Peter Jenks wore a dress shirt and a narrow blue necktie. Sam inferred that he was seeking to make a hip art-school impression, but what he looked like was a miniature guidance counselor. During the part of the movie where evil children pelt the saintly wife with stones, Sam was gratified to notice how Peter slumped down in his seat, visibly depressed, and stayed in that position until the movie finished.
Young Jenks scratched his head as he weighed Sam’s question. “I don’t know about that.”
“Sure you do. How’d it make you feel?”
“Pretty bad, honestly,” Peter said.
“Great,” said Sam.
“Why is that great?” asked Peter.
“Because, Peter, having you watch this movie was the nicest way that I could impress upon you not only the importance I place on my sister’s well-being, but how wise it might be for you to begin to carefully assess your options. Mina is seventeen. You are eighteen. One year makes a big difference.” Sam pointed a finger at him. “Do I have to spell it out for you? Do you understand?”

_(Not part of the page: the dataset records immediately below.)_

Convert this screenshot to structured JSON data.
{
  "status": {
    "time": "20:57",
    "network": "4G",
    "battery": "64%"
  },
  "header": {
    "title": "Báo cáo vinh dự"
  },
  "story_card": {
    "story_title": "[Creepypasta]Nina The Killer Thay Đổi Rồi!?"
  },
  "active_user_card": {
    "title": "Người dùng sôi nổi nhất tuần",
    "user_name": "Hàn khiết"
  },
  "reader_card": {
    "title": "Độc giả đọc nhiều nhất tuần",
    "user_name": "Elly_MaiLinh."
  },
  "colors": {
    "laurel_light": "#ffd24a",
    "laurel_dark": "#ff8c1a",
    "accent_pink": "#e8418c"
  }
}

Young Jenks rolled his eyes and nodded—and shifted a little farther down the couch, away from Sam.
“Lovely,” said Sam. “What’s with the stupid tie, by the way?”
Peter crossed his arms over the tie. “It’s the style. I don’t think it’s stupid.”
Sam shrugged; he wasn’t convinced. “I’m going to go now. I’m glad we talked.”
Peter asked, “Is this a joke, man? Because—”
Sam cut him off. “Don’t have sex with my sister. Not a joke. Do not get her pregnant. Don’t do it. The nasty little man who made this movie? I have all his movies on DVD. If I find out that you fucked my sister, I’ll make you watch every single one of them. And if you get her pregnant, I’ll make you eat every single one of them.”